My question is related to Block mean of numpy 2D array and block mean of 2D numpy array (in both dimensions) (in fact it is just more general case). I will explain this on simple example.
Let's assume we have 6x6
2D array:
array([[7, 1, 6, 6, 4, 2],
[8, 5, 5, 6, 3, 5],
[3, 1, 7, 1, 3, 4],
[6, 8, 3, 2, 3, 3],
[8, 6, 7, 1, 1, 3],
[8, 5, 4, 5, 1, 4]])
Now each row (and column) in this matrix is assigned to one of three communities (communities can be of different size) e.g. array([0, 0, 1, 1, 1, 2])
would represent this assignment.
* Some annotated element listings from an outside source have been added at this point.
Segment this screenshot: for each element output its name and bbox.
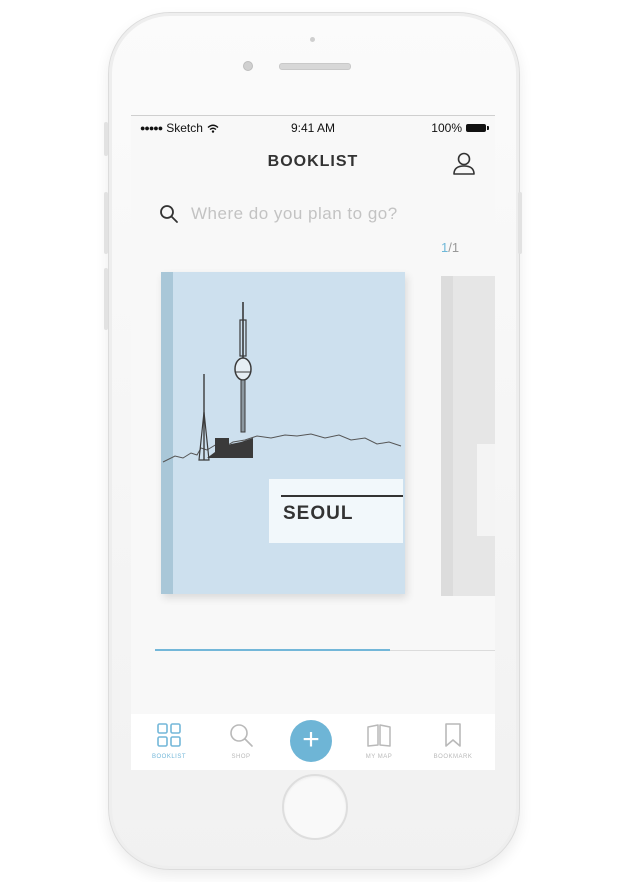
search-icon <box>160 205 178 223</box>
book-label-next <box>477 444 495 536</box>
page-title: BOOKLIST <box>267 153 359 170</box>
power-button <box>518 192 522 254</box>
book-title: SEOUL <box>283 503 354 524</box>
home-button[interactable] <box>282 774 348 840</box>
volume-down-button <box>104 268 108 330</box>
volume-up-button <box>104 192 108 254</box>
search-bar[interactable] <box>159 200 479 228</box>
book-card-seoul[interactable]: SEOUL <box>161 272 405 594</box>
search-input[interactable] <box>189 203 473 225</box>
book-label: SEOUL <box>269 479 403 543</box>
page-total: /1 <box>448 240 460 255</box>
tab-bookmark-label: BOOKMARK <box>433 754 473 760</box>
tab-bar: BOOKLIST SHOP + MY MAP BOOKMARK <box>131 714 495 770</box>
tab-booklist[interactable]: BOOKLIST <box>139 714 199 770</box>
earpiece-speaker <box>279 63 351 70</box>
battery-percent: 100% <box>431 121 462 135</box>
proximity-sensor <box>310 37 315 42</box>
page-indicator: 1/1 <box>441 240 459 255</box>
tab-my-map[interactable]: MY MAP <box>349 714 409 770</box>
map-book-icon <box>367 724 391 747</box>
mute-switch <box>104 122 108 156</box>
add-button[interactable]: + <box>290 720 332 762</box>
seoul-skyline-illustration <box>162 302 402 463</box>
battery-icon <box>466 124 489 132</box>
tab-bookmark[interactable]: BOOKMARK <box>423 714 483 770</box>
book-card-next[interactable] <box>441 276 495 596</box>
status-bar: ●●●●● Sketch 9:41 AM 100% <box>131 116 495 138</box>
bookmark-icon <box>445 723 461 747</box>
front-camera <box>243 61 253 71</box>
grid-icon <box>157 723 181 747</box>
tab-shop[interactable]: SHOP <box>211 714 271 770</box>
app-screen: ●●●●● Sketch 9:41 AM 100% BOOKLIST 1/1 <box>131 115 495 770</box>
tab-my-map-label: MY MAP <box>365 754 393 760</box>
scroll-progress-fill <box>155 649 390 651</box>
tab-shop-label: SHOP <box>231 754 251 760</box>
tab-booklist-label: BOOKLIST <box>151 754 186 760</box>
label-divider <box>281 495 403 497</box>
book-spine-next <box>441 276 453 596</box>
search-icon <box>230 724 253 747</box>
profile-icon[interactable] <box>451 150 477 176</box>
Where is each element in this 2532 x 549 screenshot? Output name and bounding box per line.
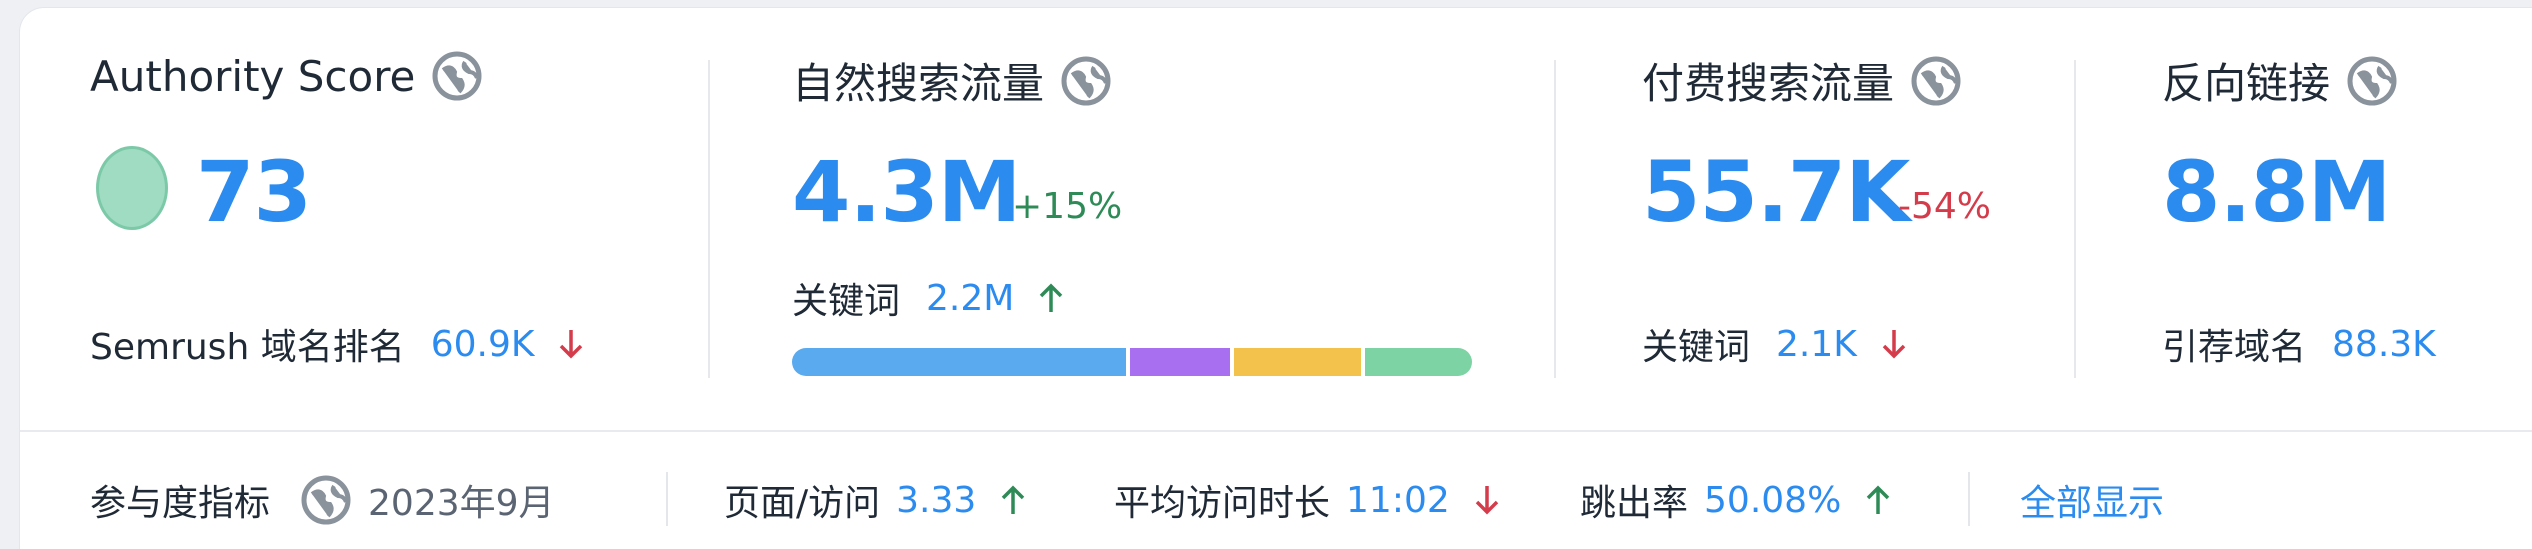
paid-keywords-value[interactable]: 2.1K: [1776, 324, 1857, 365]
engagement-header: 参与度指标 2023年9月: [90, 474, 555, 526]
paid-keywords-row: 关键词 2.1K: [1642, 318, 1909, 370]
globe-info-icon[interactable]: [431, 50, 483, 102]
organic-keywords-row: 关键词 2.2M: [792, 272, 1066, 324]
organic-traffic-delta: +15%: [1012, 186, 1123, 227]
domain-overview-card: Authority Score 73 Semrush 域名排名 60.9K 自然…: [20, 8, 2532, 549]
engagement-label: 参与度指标: [90, 483, 271, 524]
referring-domains-label: 引荐域名: [2162, 327, 2307, 368]
semrush-rank-label: Semrush 域名排名: [90, 327, 405, 368]
pages-per-visit: 页面/访问 3.33: [724, 474, 1028, 526]
organic-traffic-title: 自然搜索流量: [792, 50, 1112, 111]
arrow-up-icon: [1036, 280, 1066, 316]
globe-info-icon[interactable]: [2346, 55, 2398, 107]
backlinks-title: 反向链接: [2162, 50, 2398, 111]
arrow-up-icon: [1863, 482, 1893, 518]
footer-divider: [1968, 472, 1970, 526]
paid-traffic-value[interactable]: 55.7K: [1642, 150, 1910, 234]
arrow-down-icon: [1472, 482, 1502, 518]
metric-divider: [2074, 60, 2076, 378]
keyword-distribution-segment[interactable]: [1130, 348, 1231, 376]
avg-visit-duration: 平均访问时长 11:02: [1114, 474, 1502, 526]
keyword-distribution-segment[interactable]: [1365, 348, 1472, 376]
globe-info-icon[interactable]: [1910, 55, 1962, 107]
globe-info-icon[interactable]: [300, 474, 352, 526]
engagement-metrics-bar: 参与度指标 2023年9月 页面/访问 3.33 平均访问时长 11:02 跳出…: [20, 432, 2532, 549]
authority-score-title: Authority Score: [90, 50, 483, 102]
arrow-up-icon: [998, 482, 1028, 518]
metric-divider: [708, 60, 710, 378]
paid-traffic-delta: -54%: [1898, 186, 1992, 227]
globe-info-icon[interactable]: [1060, 55, 1112, 107]
semrush-rank-row: Semrush 域名排名 60.9K: [90, 318, 586, 370]
organic-keywords-value[interactable]: 2.2M: [926, 278, 1014, 319]
authority-score-value: 73: [196, 143, 312, 241]
backlinks-value[interactable]: 8.8M: [2162, 150, 2391, 234]
show-all-link[interactable]: 全部显示: [2020, 474, 2164, 526]
keyword-distribution-segment[interactable]: [792, 348, 1126, 376]
bounce-rate-value: 50.08%: [1704, 479, 1842, 521]
avg-visit-duration-value: 11:02: [1346, 479, 1450, 521]
arrow-down-icon: [556, 326, 586, 362]
semrush-rank-value[interactable]: 60.9K: [431, 324, 535, 365]
keyword-distribution-bar[interactable]: [792, 348, 1472, 376]
referring-domains-value[interactable]: 88.3K: [2332, 324, 2436, 365]
paid-traffic-title: 付费搜索流量: [1642, 50, 1962, 111]
engagement-date: 2023年9月: [368, 483, 555, 524]
pages-per-visit-value: 3.33: [896, 479, 977, 521]
arrow-down-icon: [1879, 326, 1909, 362]
keyword-distribution-segment[interactable]: [1234, 348, 1362, 376]
organic-traffic-value[interactable]: 4.3M: [792, 150, 1021, 234]
referring-domains-row: 引荐域名 88.3K: [2162, 318, 2436, 370]
authority-score-gauge: [96, 146, 168, 230]
organic-keywords-label: 关键词: [792, 281, 901, 322]
footer-divider: [666, 472, 668, 526]
metric-divider: [1554, 60, 1556, 378]
bounce-rate: 跳出率 50.08%: [1580, 474, 1893, 526]
paid-keywords-label: 关键词: [1642, 327, 1751, 368]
Now I need to split this matrix according this assignment and calculate mean over blocks (slices). This would produce 3x3
matrix of block means. For example block (or slice) for community pair (0,0) is an 2x2
array:
array([[7, 1],
[8, 5]])
that has mean of 5.25
. Block for community pair (0, 1) is an 2x3
array:
array([[6, 6, 4],
[5, 6, 3]])
with mean 5
, and so on..
Resulting array of block means should look like this:
array([[5.25 , 5. , 3.5 ],
[5.33333333, 3.11111111, 3.33333333],
[6.5 , 3.33333333, 4. ]])
My question is how to calculate this efficiently. For now I am using for loops – for each pair of communities I get proper slice, calculate mean over that slice and store this in separate matrix. However I need to perform this operation many times and it takes a lot of time.
I cannot really use (or I dont know how) approaches with reshape
since it needs an assumption of equal block size.